EWU alum presents: The Totem


Courtesy of Edmond Bruneau

Cover art for “The Totem.”

By Kaisa Siipola, Reporter

EWU alumnus Edmond Bruneau presents 126 new poems and one short spiritual story in his third and newest poetry book: “The Totem.”

Bruneau will host a reading of The Totem at the Unitarian Universal Church in Spokane on Feb. 24 from 7 to 8:30 p.m. The doors open at 6:30 p.m.

Bruneau graduated from EWU in 1975 with a bachelor’s in journalism and was the editor in chief for The Easterner from 1972 to 1973.

One of the poems in “The Totem” is about The Easterner and covers how surprised he was to be the first sophomore ever in the managing editor position.
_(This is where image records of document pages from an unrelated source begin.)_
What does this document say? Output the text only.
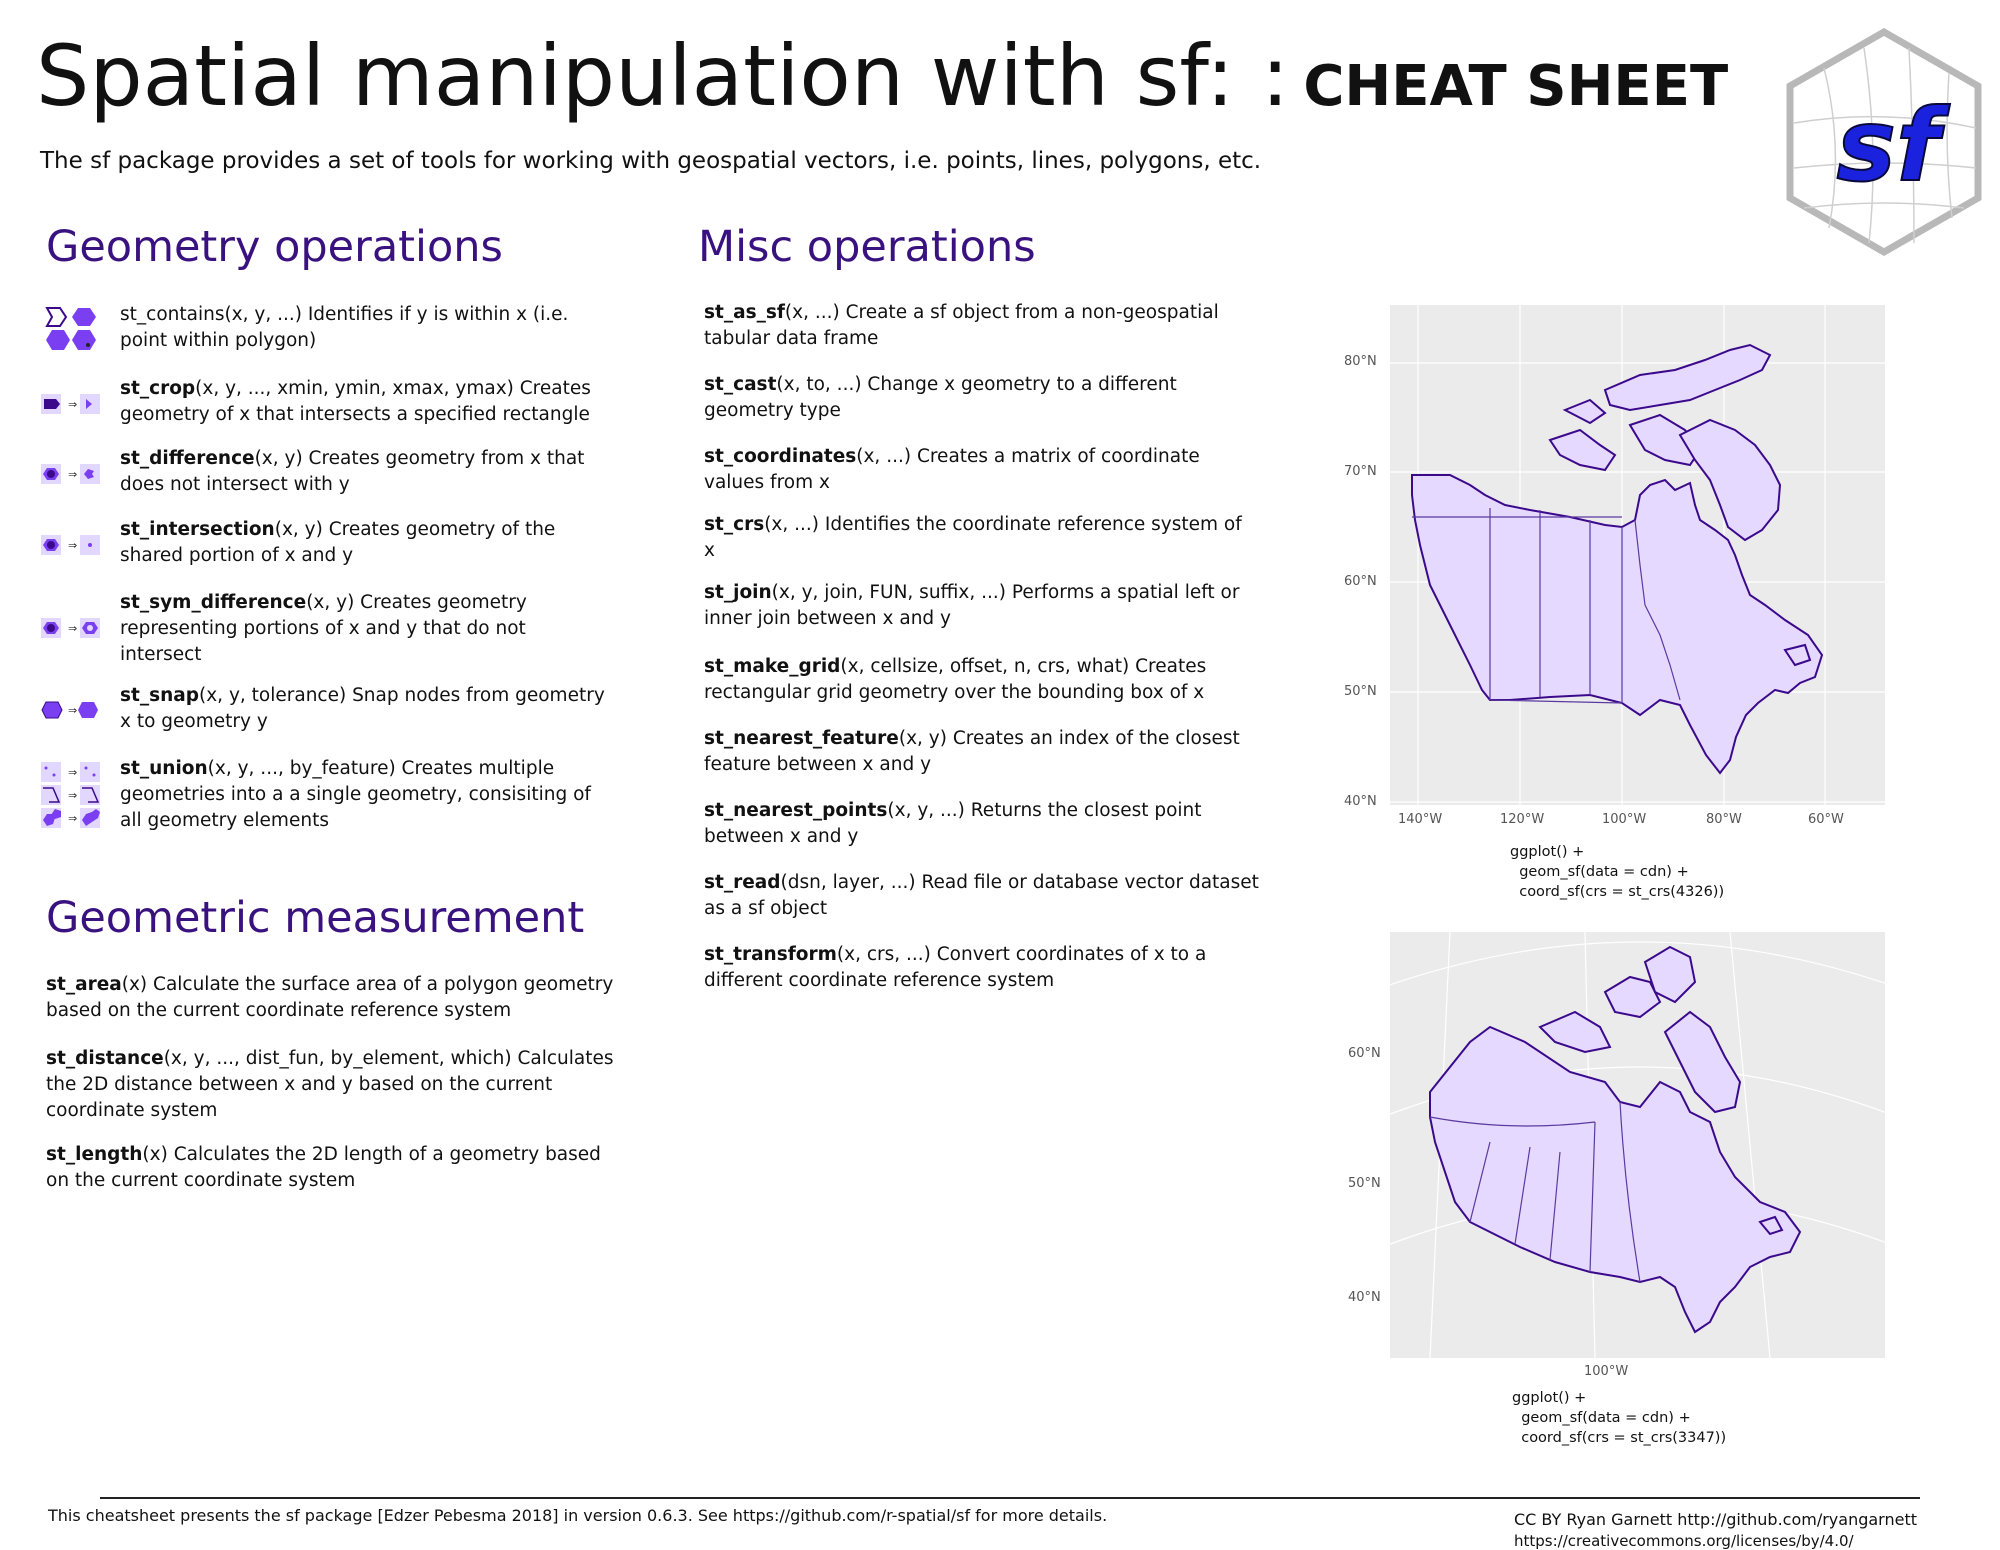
Spatial manipulation with sf: : CHEAT SHEET
The sf package provides a set of tools for working with geospatial vectors, i.e. points, lines, polygons, etc.	sf
Geometry operations
Geometric measurement
Misc operations
⇒
⇒
⇒
⇒
⇒
⇒
⇒
⇒
st_contains(x, y, ...) Identifies if y is within x (i.e. point within polygon)
st_crop(x, y, ..., xmin, ymin, xmax, ymax) Creates geometry of x that intersects a specified rectangle
st_difference(x, y) Creates geometry from x that does not intersect with y
st_intersection(x, y) Creates geometry of the shared portion of x and y
st_sym_difference(x, y) Creates geometry representing portions of x and y that do not intersect
st_snap(x, y, tolerance) Snap nodes from geometry x to geometry y
st_union(x, y, ..., by_feature) Creates multiple geometries into a a single geometry, consisiting of all geometry elements
st_area(x) Calculate the surface area of a polygon geometry based on the current coordinate reference system
st_distance(x, y, ..., dist_fun, by_element, which) Calculates the 2D distance between x and y based on the current coordinate system
st_length(x) Calculates the 2D length of a geometry based on the current coordinate system
st_as_sf(x, ...) Create a sf object from a non-geospatial tabular data frame
st_cast(x, to, ...) Change x geometry to a different geometry type
st_coordinates(x, ...) Creates a matrix of coordinate values from x
st_crs(x, ...) Identifies the coordinate reference system of x
st_join(x, y, join, FUN, suffix, ...) Performs a spatial left or inner join between x and y
st_make_grid(x, cellsize, offset, n, crs, what) Creates rectangular grid geometry over the bounding box of x
st_nearest_feature(x, y) Creates an index of the closest feature between x and y
st_nearest_points(x, y, ...) Returns the closest point between x and y
st_read(dsn, layer, ...) Read file or database vector dataset as a sf object
st_transform(x, crs, ...) Convert coordinates of x to a different coordinate reference system
80°N
70°N
60°N
50°N
40°N
140°W	120°W	100°W	80°W	60°W
ggplot() +
geom_sf(data = cdn) +
coord_sf(crs = st_crs(4326))
60°N
50°N
40°N
100°W
ggplot() +
geom_sf(data = cdn) +
coord_sf(crs = st_crs(3347))
This cheatsheet presents the sf package [Edzer Pebesma 2018] in version 0.6.3. See https://github.com/r-spatial/sf for more details.	CC BY Ryan Garnett http://github.com/ryangarnett
https://creativecommons.org/licenses/by/4.0/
Bruneau commends EWU for providing him a well-rounded education and forming his work as a poet.

Bruneau had an interest in poetry when he was in high school and was a poet in college. He took a break from writing poetry after he graduated.

During his hiatus from poetry, Bruneau became the president of an advertising and marketing firm, Creative Consultants in 1980.
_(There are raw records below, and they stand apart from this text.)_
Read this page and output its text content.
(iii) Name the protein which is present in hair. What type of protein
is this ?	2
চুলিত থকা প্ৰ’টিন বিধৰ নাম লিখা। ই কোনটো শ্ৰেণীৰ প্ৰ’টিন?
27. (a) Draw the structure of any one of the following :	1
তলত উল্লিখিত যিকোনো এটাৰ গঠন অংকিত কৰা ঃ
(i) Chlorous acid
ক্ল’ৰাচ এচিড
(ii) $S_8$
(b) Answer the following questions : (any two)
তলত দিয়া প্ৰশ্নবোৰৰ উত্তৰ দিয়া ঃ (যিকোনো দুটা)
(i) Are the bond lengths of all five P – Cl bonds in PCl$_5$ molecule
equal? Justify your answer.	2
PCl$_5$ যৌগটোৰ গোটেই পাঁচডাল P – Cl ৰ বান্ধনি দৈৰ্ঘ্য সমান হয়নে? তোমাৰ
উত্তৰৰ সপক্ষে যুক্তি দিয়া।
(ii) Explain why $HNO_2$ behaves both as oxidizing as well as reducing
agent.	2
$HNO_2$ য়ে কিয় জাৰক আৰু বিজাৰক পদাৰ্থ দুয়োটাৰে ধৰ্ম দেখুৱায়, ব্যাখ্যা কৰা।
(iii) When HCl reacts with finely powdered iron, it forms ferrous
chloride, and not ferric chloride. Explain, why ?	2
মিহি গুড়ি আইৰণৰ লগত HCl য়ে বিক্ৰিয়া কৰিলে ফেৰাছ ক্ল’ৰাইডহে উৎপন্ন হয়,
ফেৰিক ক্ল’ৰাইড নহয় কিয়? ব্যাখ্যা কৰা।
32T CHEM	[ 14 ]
Since retiring as president in 2009, Bruneau has written three poetry books, including “Colors of My Within” in 2011 and “New Hues and Past Tales” in 2015. “Colors of My Within” is a collection that captures his “age of innocence,” while the poems in “New Hues and Past Tales” combine self-reflection and sensitive observations of his elderly father and life events turning into passages.

After leaving the firm, Bruneau used his skills in writing to pursue another passion: music. He began the music group Robot Raven in 2015 with his “partner in crime,” John Rigg. Bruneau and Rigg released their first album, called “Greatest Hits Part 1,” the same year in April.
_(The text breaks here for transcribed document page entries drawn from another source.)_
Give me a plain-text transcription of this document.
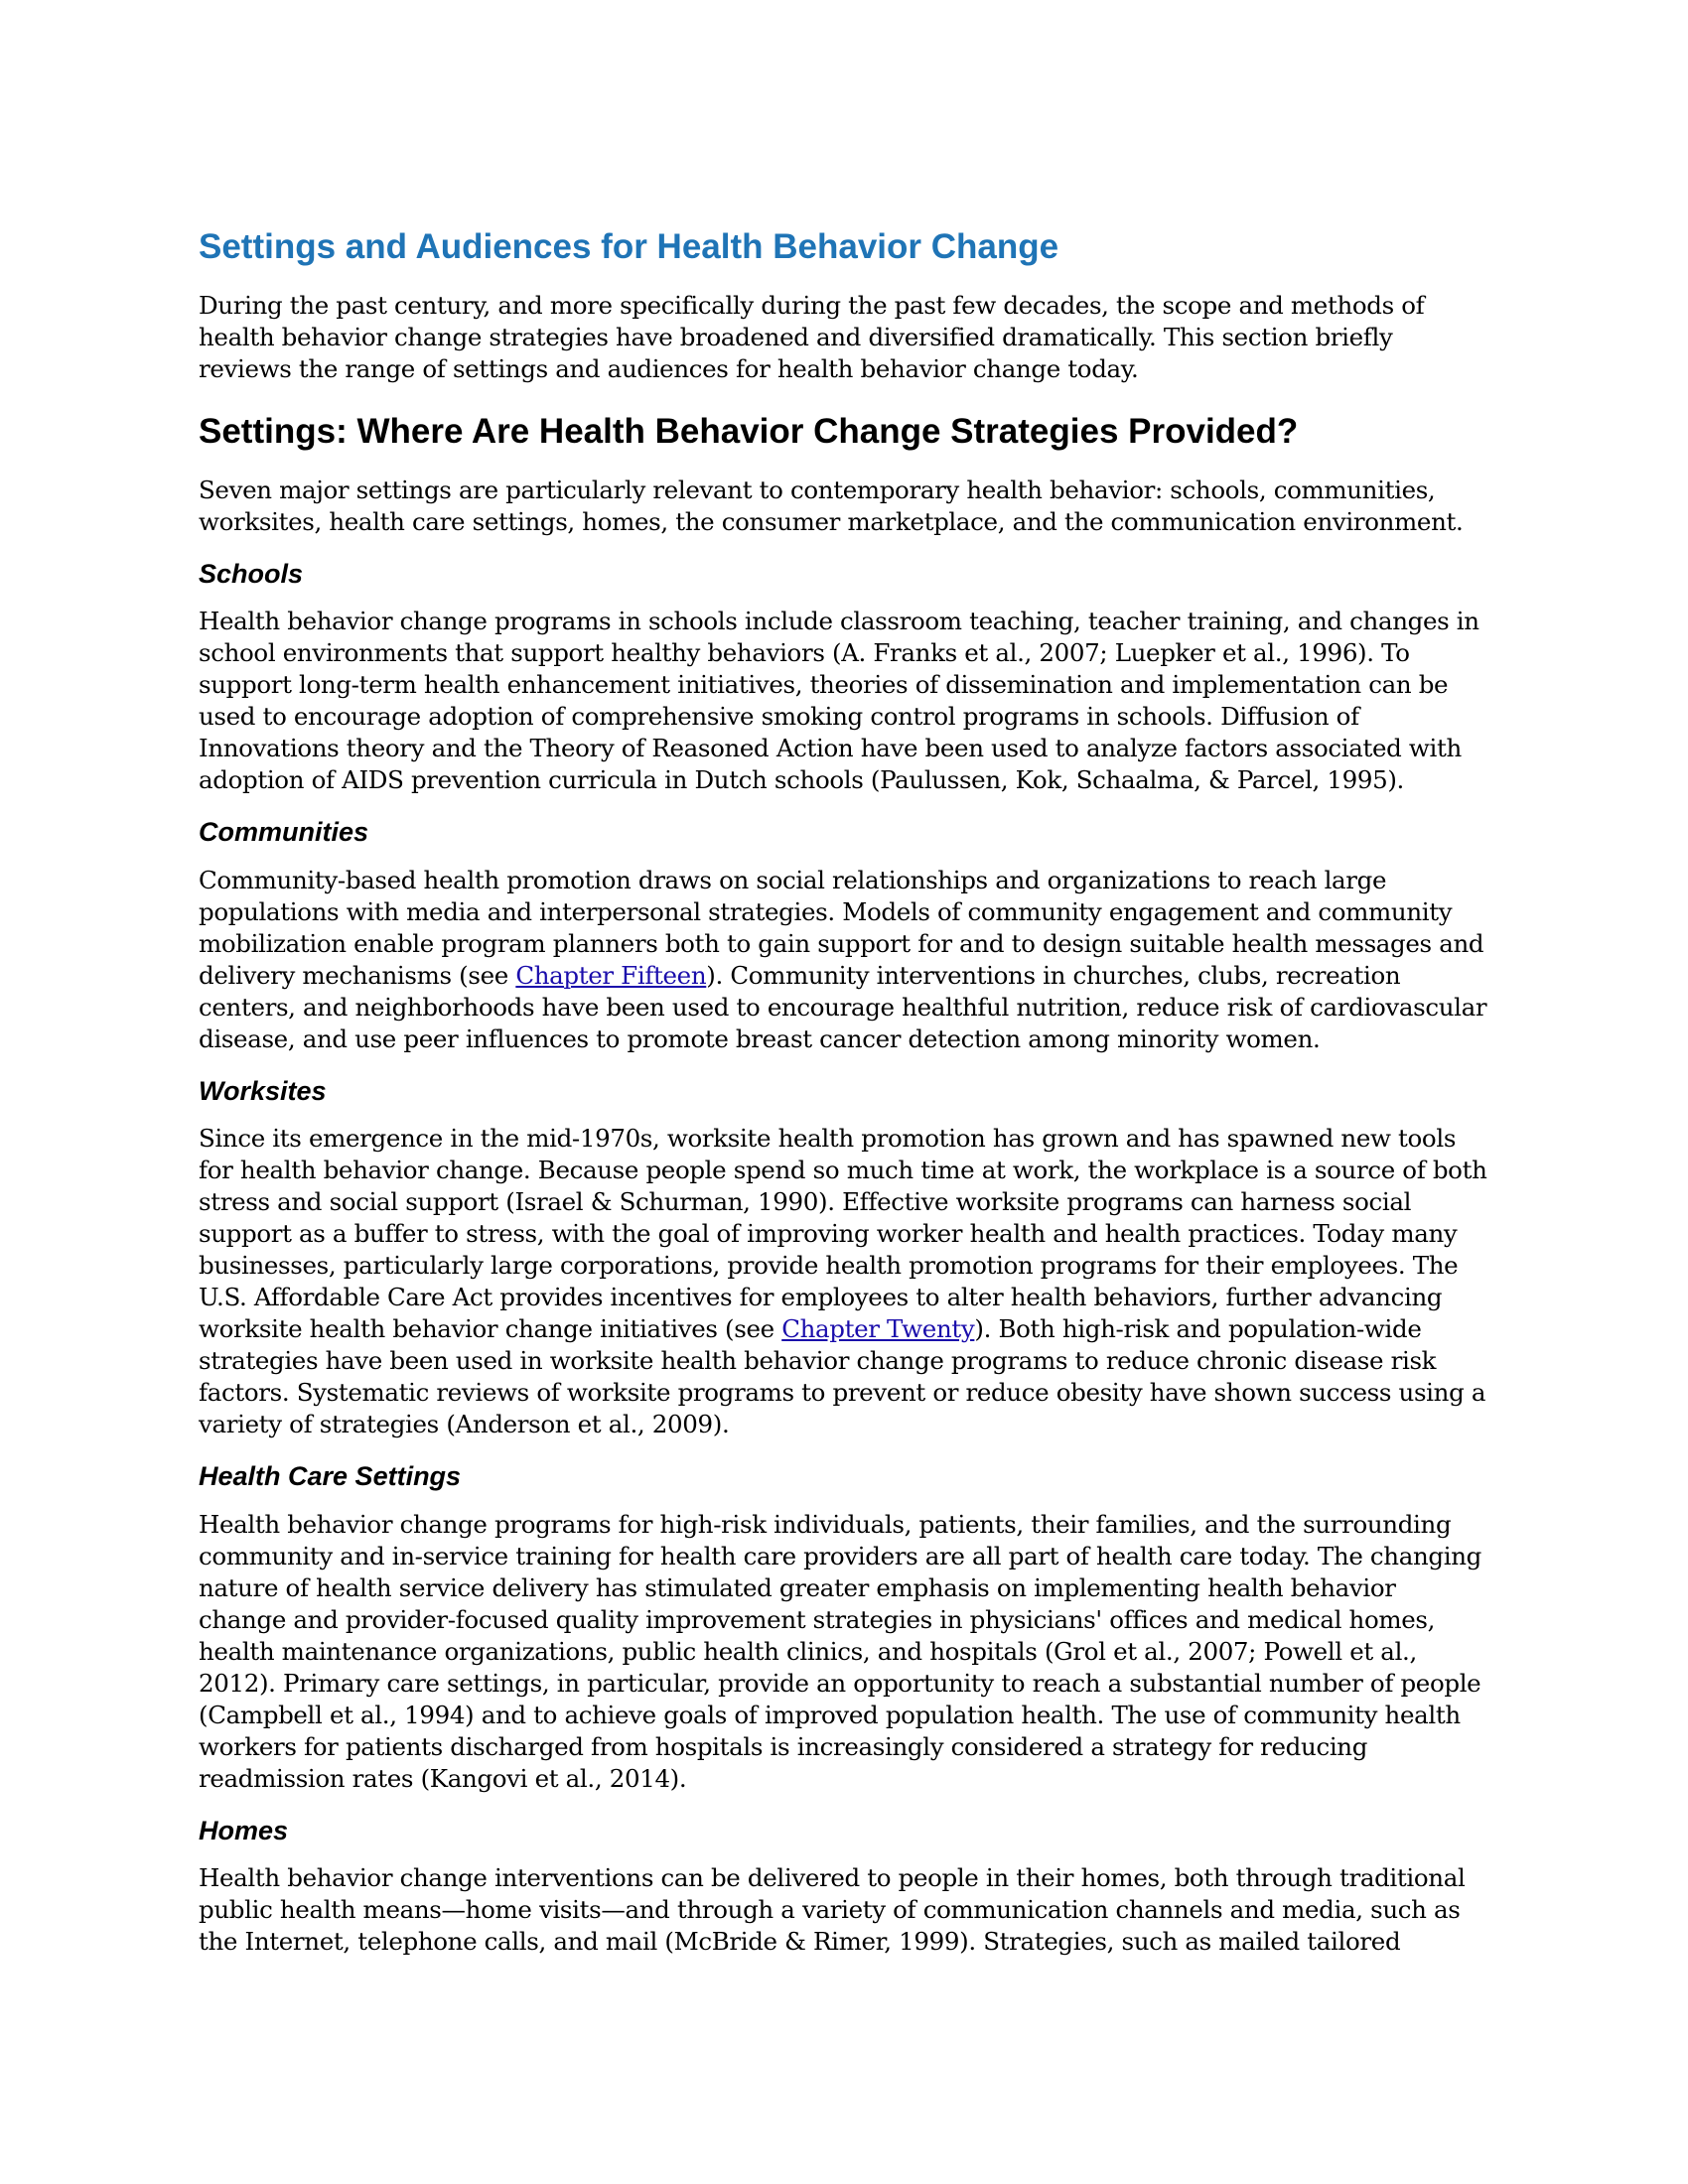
Settings and Audiences for Health Behavior Change

During the past century, and more specifically during the past few decades, the scope and methods of health behavior change strategies have broadened and diversified dramatically. This section briefly reviews the range of settings and audiences for health behavior change today.

Settings: Where Are Health Behavior Change Strategies Provided?

Seven major settings are particularly relevant to contemporary health behavior: schools, communities, worksites, health care settings, homes, the consumer marketplace, and the communication environment.

Schools

Health behavior change programs in schools include classroom teaching, teacher training, and changes in school environments that support healthy behaviors (A. Franks et al., 2007; Luepker et al., 1996). To support long-term health enhancement initiatives, theories of dissemination and implementation can be used to encourage adoption of comprehensive smoking control programs in schools. Diffusion of Innovations theory and the Theory of Reasoned Action have been used to analyze factors associated with adoption of AIDS prevention curricula in Dutch schools (Paulussen, Kok, Schaalma, & Parcel, 1995).

Communities

Community-based health promotion draws on social relationships and organizations to reach large populations with media and interpersonal strategies. Models of community engagement and community mobilization enable program planners both to gain support for and to design suitable health messages and delivery mechanisms (see Chapter Fifteen). Community interventions in churches, clubs, recreation centers, and neighborhoods have been used to encourage healthful nutrition, reduce risk of cardiovascular disease, and use peer influences to promote breast cancer detection among minority women.

Worksites

Since its emergence in the mid-1970s, worksite health promotion has grown and has spawned new tools for health behavior change. Because people spend so much time at work, the workplace is a source of both stress and social support (Israel & Schurman, 1990). Effective worksite programs can harness social support as a buffer to stress, with the goal of improving worker health and health practices. Today many businesses, particularly large corporations, provide health promotion programs for their employees. The U.S. Affordable Care Act provides incentives for employees to alter health behaviors, further advancing worksite health behavior change initiatives (see Chapter Twenty). Both high-risk and population-wide strategies have been used in worksite health behavior change programs to reduce chronic disease risk factors. Systematic reviews of worksite programs to prevent or reduce obesity have shown success using a variety of strategies (Anderson et al., 2009).

Health Care Settings

Health behavior change programs for high-risk individuals, patients, their families, and the surrounding community and in-service training for health care providers are all part of health care today. The changing nature of health service delivery has stimulated greater emphasis on implementing health behavior change and provider-focused quality improvement strategies in physicians' offices and medical homes, health maintenance organizations, public health clinics, and hospitals (Grol et al., 2007; Powell et al., 2012). Primary care settings, in particular, provide an opportunity to reach a substantial number of people (Campbell et al., 1994) and to achieve goals of improved population health. The use of community health workers for patients discharged from hospitals is increasingly considered a strategy for reducing readmission rates (Kangovi et al., 2014).

Homes

Health behavior change interventions can be delivered to people in their homes, both through traditional public health means—home visits—and through a variety of communication channels and media, such as the Internet, telephone calls, and mail (McBride & Rimer, 1999). Strategies, such as mailed tailored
They’ve released four other albums since, including “Greatest Hits Part  2” in January 2016, “Life Goes on” in January 2017, “Set to Soar” in February 2018 and “Robot Raven Rockers” in June 2018. Bruneau writes the song lyrics and Rigg handles the instrumental work.

The albums he released are classic rock, country, British punk and a little bit of hip-hop. Bruneau and Rigg want to bring back the classic rock genre from the late 1960s and 1970s.

Bruneau continues to write poetry and song lyrics for Robot Raven.

He says writing poetry is beneficial to him because it helps capsulize his thoughts and emotions.

He hopes that readers find his writing accessible and easy to digest in a warm, welcoming manner.